Así por ejemplo, sin debate de ninguna naturaleza, a fuerza de decreto y con licitaciones «de cortesía», Urtubey ha impuesto el voto electrónico a más de un millón de salteños, que se lo han tragado sin apenas rechistar. La misma operación, a nivel nacional, ha promovido un debate intenso, vivaz y cada vez más interesante sobre el impacto que esta discutida herramienta tiene, no solo sobre el derecho al sufragio, sino sobre el sistema democrático y las libertades públicas en su conjunto.

Las pulseras 'de género'

De la misma manera, con un comunicado de cuatro líneas, sin consenso de ningún tipo y sin consultar previamente con las organizaciones dedicadas a la defensa de las libertades públicas, el Gobernador y su Ministra de Justicia se aprestan a poner en marcha la vigilancia electrónica para los denunciados por violencia de género.

Vaya por delante que estos dispositivos -bien utilizados y controlados celosamente por los jueces- son una herramienta mil veces más efectiva que los inútiles botones antipánico en los que Urtubey gastó una cantidad apreciable de dinero público.

Pero lo que llama la atención es que mientras en otros países del mundo la introducción de los brazaletes ha desencadenado debates largos, profundos y meditados, en los que el protagonismo ha corrido por cuenta de científicos de numerosas disciplinas y organizaciones de Derechos Humanos, en Salta basta con que una persona chasquee los dedos para que este asunto empiece a funcionar.

La culpa aquí es compartida entre el gobierno, interesado en el objetivo de debate cero, y la inercia imperdonable de unas organizaciones más preocupadas en lo que pasó hace cuarenta años que en los atropellos que se cometen hoy contra las libertades públicas.

El de los brazaletes electrónicos para personas simplemente denunciadas y sobre las que pesa una superficial medida cautelar de alejamiento (situación muy diferente a la de los condenados con sentencia firme que acceden a la libertad domiciliaria o a la de los procesados con prisión preventiva a los que se les sustituye el ingreso en prisión por el control electrónico), no es un tema baladí, ni mucho menos. Máxime, cuando lo que se plantea es colocarle también un dispositivo a la presunta víctima, para que toda su vida y sus movimientos sean escudriñados por el Gran Hermano, so pretexto de protegerla.

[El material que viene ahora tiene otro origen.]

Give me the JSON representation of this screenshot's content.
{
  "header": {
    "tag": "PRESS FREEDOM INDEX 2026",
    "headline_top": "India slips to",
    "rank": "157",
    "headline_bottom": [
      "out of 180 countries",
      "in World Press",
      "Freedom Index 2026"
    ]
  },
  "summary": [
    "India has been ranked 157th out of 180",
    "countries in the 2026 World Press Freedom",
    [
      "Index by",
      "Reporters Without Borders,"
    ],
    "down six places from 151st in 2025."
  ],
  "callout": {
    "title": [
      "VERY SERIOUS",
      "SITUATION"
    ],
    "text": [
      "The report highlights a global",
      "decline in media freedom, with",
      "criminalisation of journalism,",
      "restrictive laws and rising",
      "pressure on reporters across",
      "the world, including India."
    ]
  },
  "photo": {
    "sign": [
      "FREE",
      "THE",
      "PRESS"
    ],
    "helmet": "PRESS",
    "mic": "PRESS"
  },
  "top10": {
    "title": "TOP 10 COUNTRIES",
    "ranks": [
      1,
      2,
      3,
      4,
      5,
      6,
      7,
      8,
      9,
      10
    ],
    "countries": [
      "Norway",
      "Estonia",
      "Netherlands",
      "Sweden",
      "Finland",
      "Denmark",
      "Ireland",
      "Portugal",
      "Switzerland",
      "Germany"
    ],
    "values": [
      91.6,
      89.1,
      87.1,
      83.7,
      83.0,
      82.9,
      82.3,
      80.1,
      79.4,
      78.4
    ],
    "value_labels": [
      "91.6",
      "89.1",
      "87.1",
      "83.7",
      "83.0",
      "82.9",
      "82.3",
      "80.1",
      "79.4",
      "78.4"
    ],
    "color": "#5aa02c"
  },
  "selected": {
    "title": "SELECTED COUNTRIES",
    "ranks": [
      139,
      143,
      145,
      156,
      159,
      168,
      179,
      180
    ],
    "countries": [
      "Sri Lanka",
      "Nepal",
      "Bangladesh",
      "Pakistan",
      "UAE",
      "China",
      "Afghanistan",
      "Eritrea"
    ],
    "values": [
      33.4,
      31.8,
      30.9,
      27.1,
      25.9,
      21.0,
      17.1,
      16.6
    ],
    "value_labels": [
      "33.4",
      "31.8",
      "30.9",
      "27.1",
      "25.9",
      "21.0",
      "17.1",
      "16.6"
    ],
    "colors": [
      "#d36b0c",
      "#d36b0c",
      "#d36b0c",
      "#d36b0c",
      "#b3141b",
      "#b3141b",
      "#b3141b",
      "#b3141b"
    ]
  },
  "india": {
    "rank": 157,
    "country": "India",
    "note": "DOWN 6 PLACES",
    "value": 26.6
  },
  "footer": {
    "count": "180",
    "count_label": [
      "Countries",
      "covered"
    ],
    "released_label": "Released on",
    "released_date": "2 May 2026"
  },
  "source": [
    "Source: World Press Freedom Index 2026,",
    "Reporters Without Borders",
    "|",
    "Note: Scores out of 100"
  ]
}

Es razonable pensar que, a pesar de que la vigilancia electrónica se encuentre prevista en el Código Procesal Penal, deba ser una ley especial de la Provincia la que regule minuciosamente su utilización, para evitar lesionar derechos fundamentales, impedir que el gobierno disponga de las libertades públicas por decreto y obligar a los jueces a ceñirse a la ley.

Así reaccionaría cualquier sociedad civilizada del mundo frente al desafío de equilibrar los derechos de protección de las víctimas y las libertades más básicas de que disfrutan o deben disfrutar los presuntos agresores mientras no haya una sentencia condenatoria.

La ley debería regular no solo las condiciones jurídicas de procedencia de la vigilancia electrónica sino también tutelar la dignidad de las personas sometidas a ella, para evitar su estigmatización social, sobre todo mientras los jueces no hayan pronunciado una sentencia que los declare culpables.

Pero Urtubey ha encontrado la cuadratura del círculo al declararse a sí mismo garante de los derechos consitucionales (un papel reservado a la ley, precisamente para evitar la arbitrariedad del gobierno), de modo que en Salta es Urtubey quien dice qué extensión tienen y en qué condiciones se disfrutan unos derechos cuya precisión y delimitación debe ser efectuada por el Poder Legislativo y, en última instancia (en caso de extralimitación legal), por el Poder Judicial.